Gérard Chaliand définit le terrorisme comme « une forme d’action violente dont les effets médiatiques et psychologiques sont supérieurs à l’impact stratégique ». Se
focaliser sur la forme sans chercher à comprendre quelles sont les
racines idéologiques du terrorisme actuel, c’est se limiter à détecter
l’acte plutôt que ses ressorts et ses mécanismes.
Le
loup solitaire n’existe pas. Tous les attentats qui ont frappé la
France ces deux dernières années étaient connectés aux cellules souches
salafistes implantées sur le territoire depuis une vingtaine d’années,
ghettoïsées dans certaines communes, toujours très respectueuses de
vivre dans la légalité. L’enquête sur l’attentat de Manchester a donné
lieu à l’arrestation de onze personnes. Quel réseau l’attentat de
Londres révélera-t-il ?
Par ailleurs, se draper dans la position d’irresponsabilité de la victime évite de se remettre en question. « On nous a déclaré la guerre », avait
affirmé le président français, alors que nos avions participaient
depuis plusieurs mois à l’opération « Chammal ». Quand la
Grande-Bretagne et l’Espagne ont été frappées par des attentats en 2004
et 2005, on a fait le lien avec leur participation à l’invasion de
l’Irak. Quand les terroristes du Bataclan crient en tirant sur les
victimes « on tue des enfants chez vous, parce que vous tuez des enfants chez nous », on ne l’entend pas.
Oxymore diplomatique
Débattre
de notre diplomatie est un tabou ! Le terrorisme aujourd’hui tue 90 %
de musulmans et les trois pays les plus affectés sont le Pakistan,
l’Afghanistan et l’Irak, déchirés par la guerre entre sunnites et
chiites.

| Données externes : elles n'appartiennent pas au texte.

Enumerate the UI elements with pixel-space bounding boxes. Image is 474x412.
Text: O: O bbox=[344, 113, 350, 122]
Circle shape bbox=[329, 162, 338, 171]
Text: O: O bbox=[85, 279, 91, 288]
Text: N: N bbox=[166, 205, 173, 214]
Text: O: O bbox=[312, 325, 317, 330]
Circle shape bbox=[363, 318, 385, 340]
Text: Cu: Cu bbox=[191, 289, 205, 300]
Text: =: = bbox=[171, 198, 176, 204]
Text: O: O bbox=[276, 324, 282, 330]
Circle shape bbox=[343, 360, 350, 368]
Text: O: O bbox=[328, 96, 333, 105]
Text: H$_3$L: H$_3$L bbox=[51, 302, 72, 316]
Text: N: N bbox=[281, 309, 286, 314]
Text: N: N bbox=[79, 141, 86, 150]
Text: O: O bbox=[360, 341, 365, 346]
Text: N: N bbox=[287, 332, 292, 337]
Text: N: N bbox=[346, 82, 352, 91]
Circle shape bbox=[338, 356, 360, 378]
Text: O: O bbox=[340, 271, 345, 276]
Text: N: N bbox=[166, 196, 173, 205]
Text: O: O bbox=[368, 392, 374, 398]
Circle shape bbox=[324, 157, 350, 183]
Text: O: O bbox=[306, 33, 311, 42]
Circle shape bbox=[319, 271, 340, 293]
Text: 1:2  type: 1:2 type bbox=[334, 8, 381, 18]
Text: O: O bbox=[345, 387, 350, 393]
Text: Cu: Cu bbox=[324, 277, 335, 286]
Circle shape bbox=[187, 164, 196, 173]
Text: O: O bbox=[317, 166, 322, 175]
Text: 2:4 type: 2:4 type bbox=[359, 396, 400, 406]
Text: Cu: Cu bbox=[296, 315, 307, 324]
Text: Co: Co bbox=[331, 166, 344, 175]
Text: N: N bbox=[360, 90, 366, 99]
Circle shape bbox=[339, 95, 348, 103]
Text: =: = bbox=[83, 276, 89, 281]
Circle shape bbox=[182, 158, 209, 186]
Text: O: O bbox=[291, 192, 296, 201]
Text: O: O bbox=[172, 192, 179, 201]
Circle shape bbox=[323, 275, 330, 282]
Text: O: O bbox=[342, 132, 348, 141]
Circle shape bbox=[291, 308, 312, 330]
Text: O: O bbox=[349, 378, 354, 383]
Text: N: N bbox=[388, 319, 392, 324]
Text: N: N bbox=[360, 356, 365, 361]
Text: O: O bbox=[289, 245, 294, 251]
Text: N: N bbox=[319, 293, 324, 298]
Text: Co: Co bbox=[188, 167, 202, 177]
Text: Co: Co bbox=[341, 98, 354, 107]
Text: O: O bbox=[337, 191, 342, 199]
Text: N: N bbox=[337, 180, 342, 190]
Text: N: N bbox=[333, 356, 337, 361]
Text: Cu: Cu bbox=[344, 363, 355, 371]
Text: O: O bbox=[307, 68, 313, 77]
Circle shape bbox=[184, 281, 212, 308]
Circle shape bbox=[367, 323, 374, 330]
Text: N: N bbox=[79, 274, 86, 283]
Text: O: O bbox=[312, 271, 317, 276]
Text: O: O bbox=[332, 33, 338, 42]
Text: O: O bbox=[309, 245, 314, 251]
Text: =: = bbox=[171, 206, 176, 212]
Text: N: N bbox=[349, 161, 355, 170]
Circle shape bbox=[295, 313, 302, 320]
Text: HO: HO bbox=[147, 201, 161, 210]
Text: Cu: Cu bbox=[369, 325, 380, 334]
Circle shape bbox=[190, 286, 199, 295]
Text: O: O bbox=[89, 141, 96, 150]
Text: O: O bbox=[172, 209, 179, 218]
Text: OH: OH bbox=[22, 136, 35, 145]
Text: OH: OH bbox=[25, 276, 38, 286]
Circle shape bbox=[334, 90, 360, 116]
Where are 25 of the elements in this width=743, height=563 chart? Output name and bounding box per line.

Peut-on intervenir ? Le doit-on ? La militarisation pour lutter
contre le terrorisme est une erreur récurrente qui génère une
accentuation de la menace terroriste comme dans tout conflit asymétrique
: 240 morts et plus de 900 blessés sur le territoire et aucun soldat
français tué en Syrie et en Irak, étonnant constat.
LA
GRANDE-BRETAGNE HARCÈLE PLUS JULIAN ASSANGE QUE RACHID RAMDA, CERVEAU
DES ATTENTATS DE 1995 EN FRANCE, DONT NOUS AVONS MIS DIX ANS À OBTENIR
L’EXTRADITION
Enfin,
lutter contre Daech pour défendre l’Arabie saoudite, qui est la matrice
du salafisme depuis plus de soixante-dix ans, le plus gros fournisseur
de combattants étrangers en Afghanistan et dans l’Etat islamique, et qui
pratique les mêmes horreurs, est un oxymore diplomatique que
« 10 milliards de contrats » ne suffisent pas à justifier !L’Europe
se trouve à nouveau face à une stratégie américaine affirmée par le
président Trump, qui qualifie l’Arabie « d’alliée » et l’Iran « de pays
terroriste ». Va-t-on à nouveau faire la même erreur stratégique qui fut
la nôtre après le 11 septembre 2001 et le fameux discours de George W.

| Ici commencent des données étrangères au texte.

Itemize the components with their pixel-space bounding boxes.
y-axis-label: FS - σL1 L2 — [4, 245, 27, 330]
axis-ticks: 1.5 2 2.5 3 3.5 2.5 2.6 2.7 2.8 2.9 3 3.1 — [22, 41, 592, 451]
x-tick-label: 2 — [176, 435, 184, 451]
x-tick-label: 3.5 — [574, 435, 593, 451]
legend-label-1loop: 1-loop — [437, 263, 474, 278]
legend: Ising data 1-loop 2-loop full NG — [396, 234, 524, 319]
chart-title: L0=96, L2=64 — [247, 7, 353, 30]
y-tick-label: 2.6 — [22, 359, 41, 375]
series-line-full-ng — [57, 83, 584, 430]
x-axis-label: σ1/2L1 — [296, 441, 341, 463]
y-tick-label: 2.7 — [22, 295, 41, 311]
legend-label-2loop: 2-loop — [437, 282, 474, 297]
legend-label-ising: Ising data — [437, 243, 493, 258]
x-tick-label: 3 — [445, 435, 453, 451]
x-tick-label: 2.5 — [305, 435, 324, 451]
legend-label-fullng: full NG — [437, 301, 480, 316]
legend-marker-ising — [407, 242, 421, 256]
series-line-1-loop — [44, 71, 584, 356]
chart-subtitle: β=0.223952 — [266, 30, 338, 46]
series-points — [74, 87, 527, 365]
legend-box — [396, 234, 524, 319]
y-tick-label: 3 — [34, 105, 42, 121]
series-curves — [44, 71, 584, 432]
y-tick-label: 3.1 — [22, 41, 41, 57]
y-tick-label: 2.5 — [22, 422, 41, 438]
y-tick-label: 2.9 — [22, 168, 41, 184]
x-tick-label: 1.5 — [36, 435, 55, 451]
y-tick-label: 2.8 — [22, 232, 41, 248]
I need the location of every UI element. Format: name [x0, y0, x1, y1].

Bush sur les « axes du mal » ?
L’Europe
n’est pas encore un espace de lutte contre le terrorisme. La
coopération entre polices fonctionne, mais les systèmes judiciaires
préservent leur spécificité. La Grande-Bretagne harcèle plus Julian
Assange que Rachid Ramda, cerveau des attentats de 1995 en France, dont
nous avons mis dix ans à obtenir l’extradition. Il est probable que les
combattants rentrant de Syrie pour disparaître vont se disperser entre
les différents pays de l’Union européenne, qui ne constituent toujours
pas un espace judiciaire uni.
Pierre Conesa est vraiment un de ceux qui font la meilleure analyse du terrorisme et de la radicalisation sous-jacente.